— Девоньки! — уже в который раз и без всякой очереди вскакивала Катерина Шамина. — А помните, как мы коров пахоте обучали?! И обязательства брали: «Берусь обучить весенне-полевым работам пять коров!» Запряжешь ее, бедненькую, после дойки в плуг, а она смотрит на тебя совсем человечьими глазами и в толк не возьмет, че ты хочешь добиться. Молока? Так утречком отдала все, до единой капельки, аж в сосках резь. Мяса? Так бери топор да и руби котору хошь холку, че, мол, я поделаю. И никак до нее не дойдет, что плуг надобно тянуть. И гладишь ее, и уговариваешь ласково, и крутые глаголы выдаешь, и кнутом поздираешь — она лишь ревмя ревет, и ты на пару с ней в два ручья! А привыкали, ко всему привыкали. Я на своей Майке не мене, чем на лошадях, норму выполняла. А когда боронили, че делалось! Свои ноги в кровь разбиты, ее копыта потрескались, боль ей, бедняжке, несусветная, а идешь-ходишь по полюшку от зари до зари: влагу закрывать. Свет белый немил, легла бы на землю, глаза бы свои закрыла и пятаки собственноручно положила, а нет, идешь-ходишь взад-вперед.
Коротко помолчали после рассказа Катерины. Будто память коровенок военных лет почтили, этих безответных добрящих Маек, Апрелек, Февралек, нашедших столь неожиданное применение на полях. Во все военные годы не было пустошей в этой хлебной стороне — поля засевали, выхаживали всходы и убирали урожай.
Молчание нарушила сама Катерина:
— Девоньки, а помните, как мы волка неводом ловили?
В военное время и охотничьих ружей дома не держали, все они были, как и радиоприемники, сданы. В степи волчья развелось — гляди в оба. Да разве волк предупреждает о своем появлении, только по уходу да кровавым следам и узнаешь. Так и шло из деревни в деревню — там корову задрал, тут телушку зарезал. Потом и совсем осмелел, словно узнал, что в деревне ни ружей, ни мужиков не осталось. Повадился на черемховскую овцеферму старый переярок. Макар Блин с винтовкой караулил, да волк перехитрил: в другой деревне в это время свои дела творил. Председатель — туда, волк — сюда. Вот так и не пересеклись их дороги.

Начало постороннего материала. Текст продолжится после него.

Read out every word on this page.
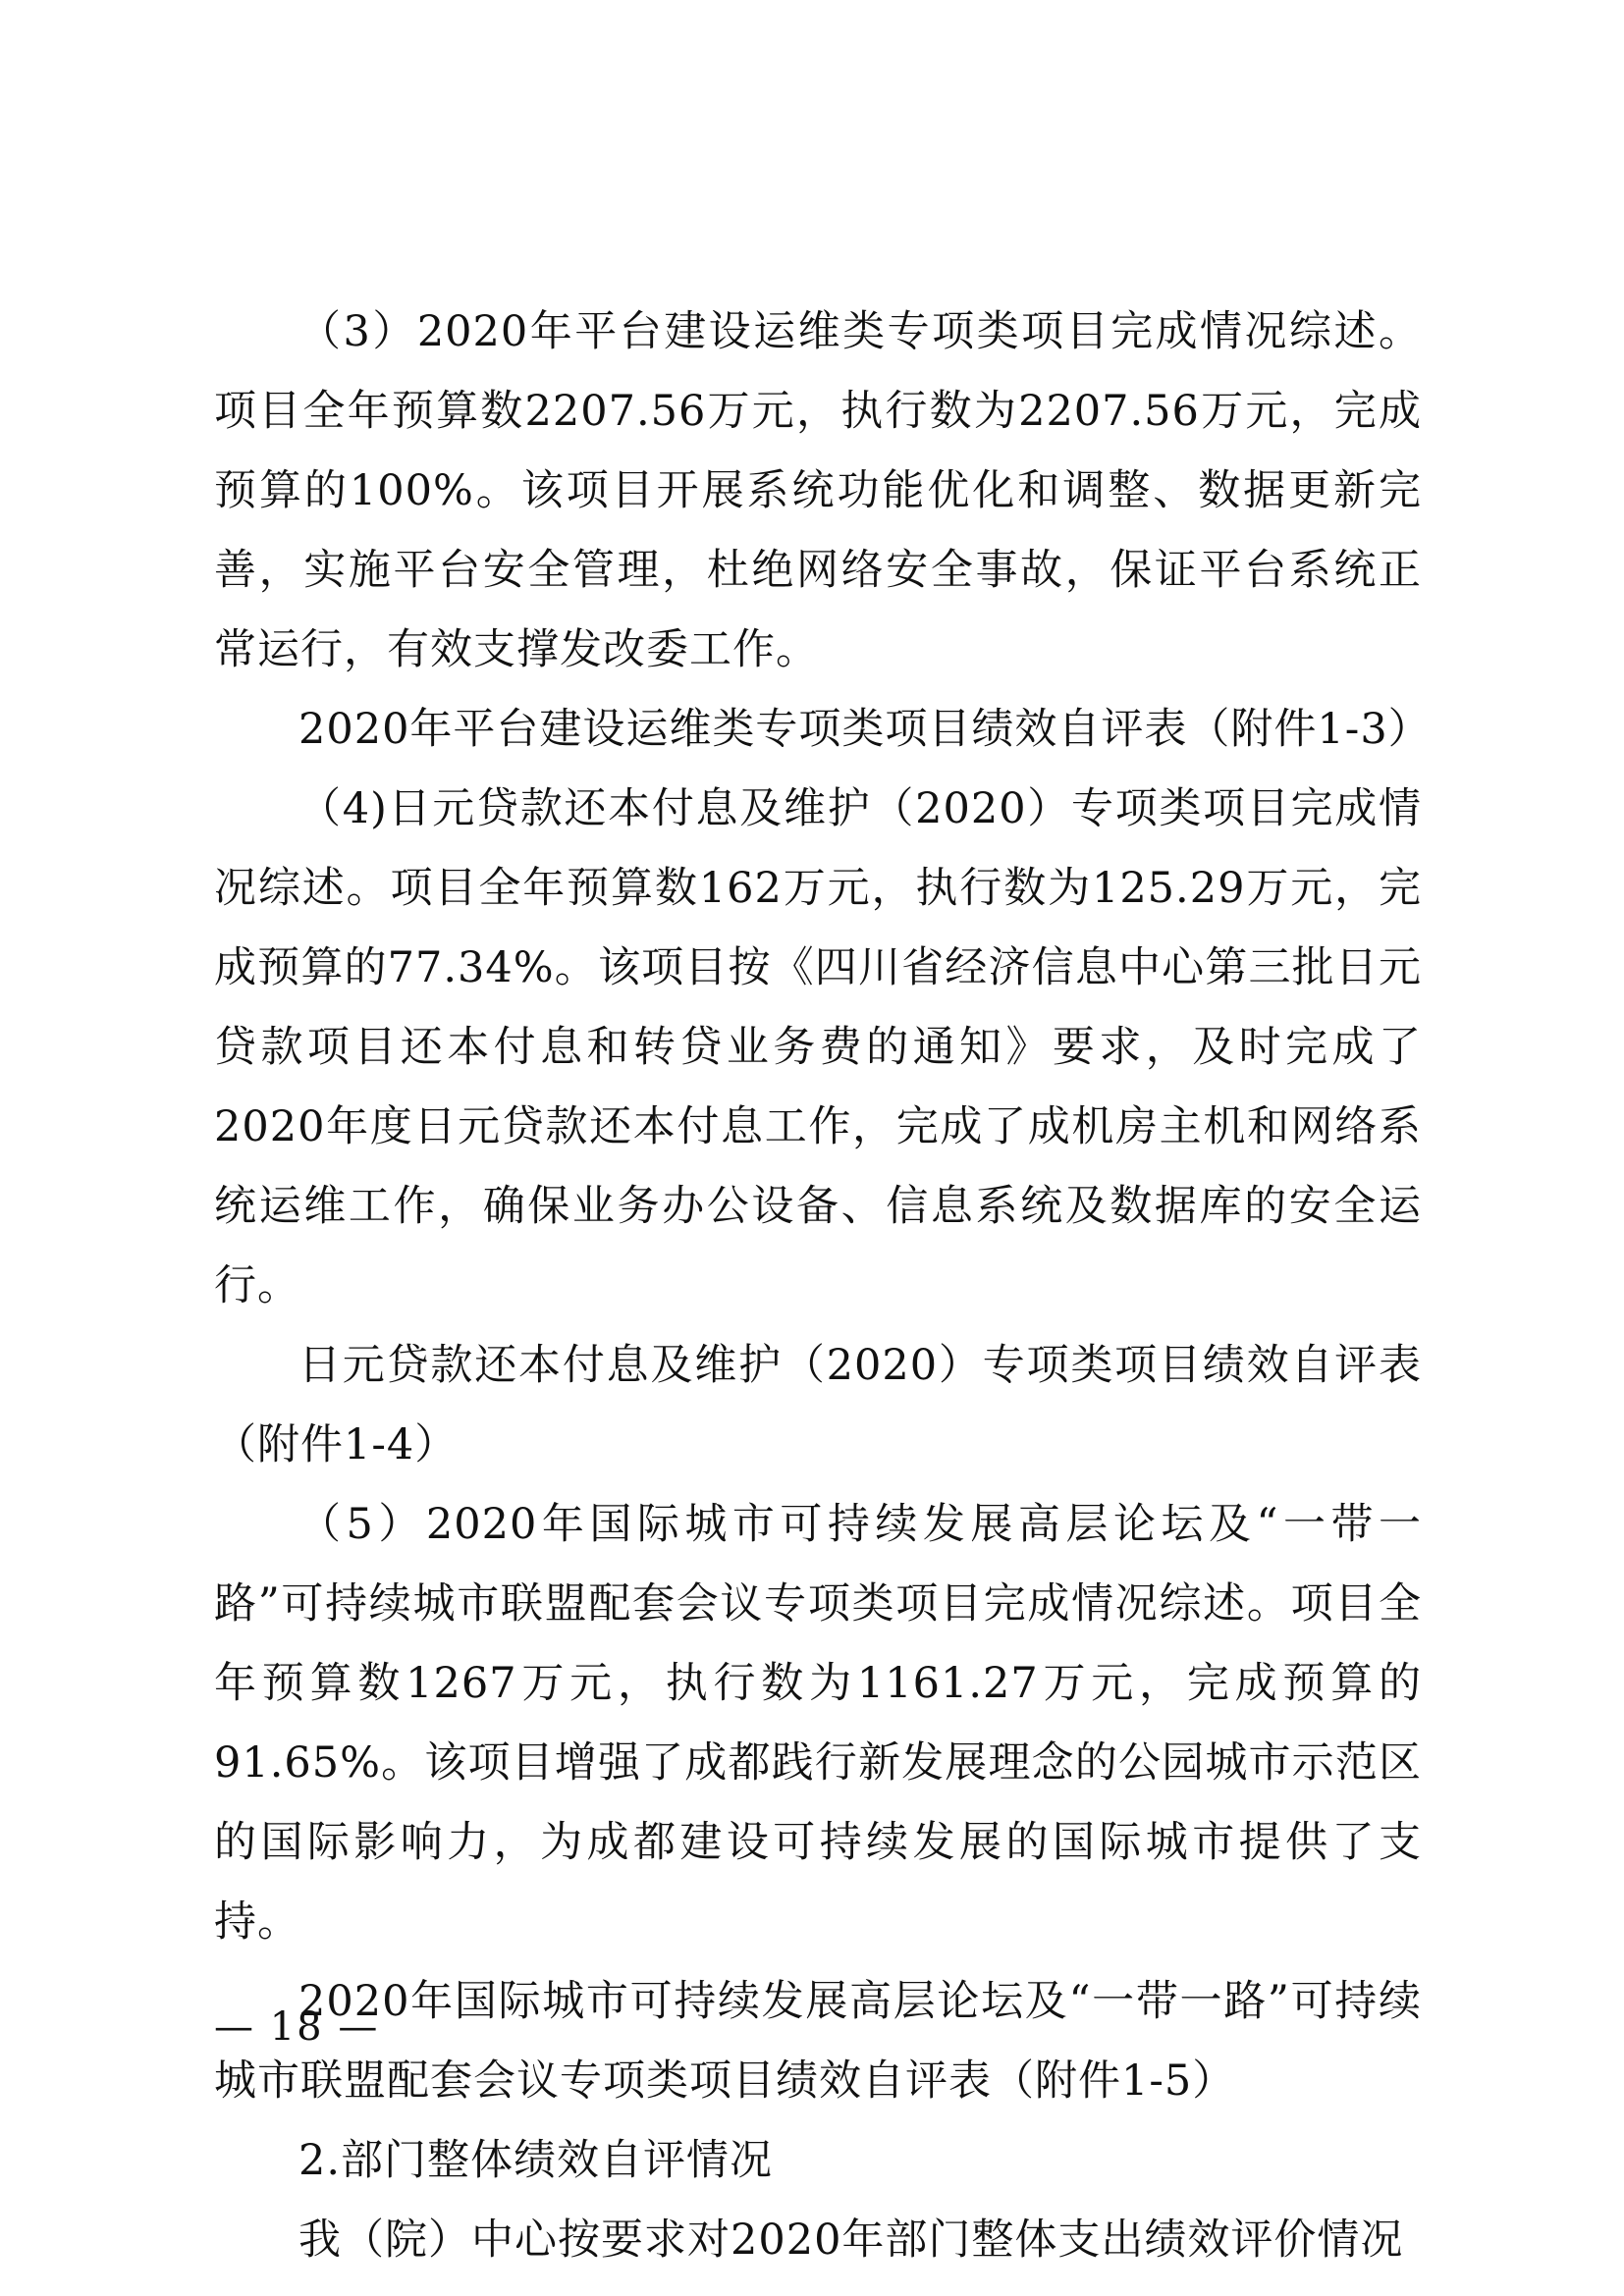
（3）2020年平台建设运维类专项类项目完成情况综述。项目全年预算数2207.56万元，执行数为2207.56万元，完成预算的100%。该项目开展系统功能优化和调整、数据更新完善，实施平台安全管理，杜绝网络安全事故，保证平台系统正常运行，有效支撑发改委工作。

2020年平台建设运维类专项类项目绩效自评表（附件1-3）

（4)日元贷款还本付息及维护（2020）专项类项目完成情况综述。项目全年预算数162万元，执行数为125.29万元，完成预算的77.34%。该项目按《四川省经济信息中心第三批日元贷款项目还本付息和转贷业务费的通知》要求，及时完成了2020年度日元贷款还本付息工作，完成了成机房主机和网络系统运维工作，确保业务办公设备、信息系统及数据库的安全运行。

日元贷款还本付息及维护（2020）专项类项目绩效自评表（附件1-4）

（5）2020年国际城市可持续发展高层论坛及“一带一路”可持续城市联盟配套会议专项类项目完成情况综述。项目全年预算数1267万元，执行数为1161.27万元，完成预算的91.65%。该项目增强了成都践行新发展理念的公园城市示范区的国际影响力，为成都建设可持续发展的国际城市提供了支持。

2020年国际城市可持续发展高层论坛及“一带一路”可持续城市联盟配套会议专项类项目绩效自评表（附件1-5）

2.部门整体绩效自评情况

我（院）中心按要求对2020年部门整体支出绩效评价情况

— 18 —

Думали-гадали бабы и решились идти на переярка с неводом.
Огромным был, этот колхозный неводище, метров под сто. Когда забрасывали его в колхозное озеро на карася, то вытягивали всей деревней, и стар и млад подпрягались к веревкам. Иногда и лошадей приводили в подмогу. В последний замет, в сорок втором, мотня порвалась. И рыба ушла, и невод порушили. До того расстроились бабы в этот день, что забыли повесить невод на просушку, а бросили комом в пожарный сарай, где он наполовину сопрел. Свинцовые грузила и пробковые поплавки по мере надобности растаскивала ребятня, из крыльев вырезали куски на хозяйственные сетки и сачки. Вот о неводе и вспомнили бабы. Остерегались, трусили, но все же решились — другого выхода не было.
В январскую студеную ночь засели у овцефермы. Барана на приманку привязали к плетню. И жалко было барашка, сами бы не хуже волка слопали, но что делать — война серому была объявлена не на жизнь, а на смерть.
Страху за ночь натерпелись — и заклятому врагу такого не пожелаешь. Перемерзли, зуб на зуб не попадал, а волк все не шел. Наконец под самое утро пожаловал разбойник. Первой его заметила Серафима. Заполошной она была, эта Серафима, нервной, что ли. Завопила на всю деревню: «Кыш, окаянный!» Волк от ненормального Серафиминого голоса сробел, бросился меж двух соломенных зародов, да и угодил прямо в расставленный невод. Закрутился, запутался, а бабам того и надо. Пересилив испуг, налетели с кольями да вилами и заторкали переярка насмерть. Откуда столько смелости взялось — иные при виде мышонка обмирали, а тут волка голыми, считай, руками взяли.
Сколько было веселого и грустного за прожитую военную страду! Люди, родившиеся на хлебородной земле, всю свою жизнь отдавшие его величеству Хлебу, и войну называли страдой. Та же тяжесть и необходимость в разгаре дела, и та же неуемная радость своей победе в конце.
Марь-Васишна беспокойно завозилась на стуле:
— Нашто вызвали?! Байки слушать… А то квашонка на печи стоит неподмешанная и молоко может скиснуть…
Попробовала моргнуть Серафиме — пора, мол, иди последи за квашней и молоком… Варенец успеть бы сварить — завтра базарный день, но Серафима не смотрела на мать, сидела безучастная ко всему происходящему, будто больная.
Разговор в «столовой» шел своим чередом. Непонятный ей, Марь-Васишне, разговор.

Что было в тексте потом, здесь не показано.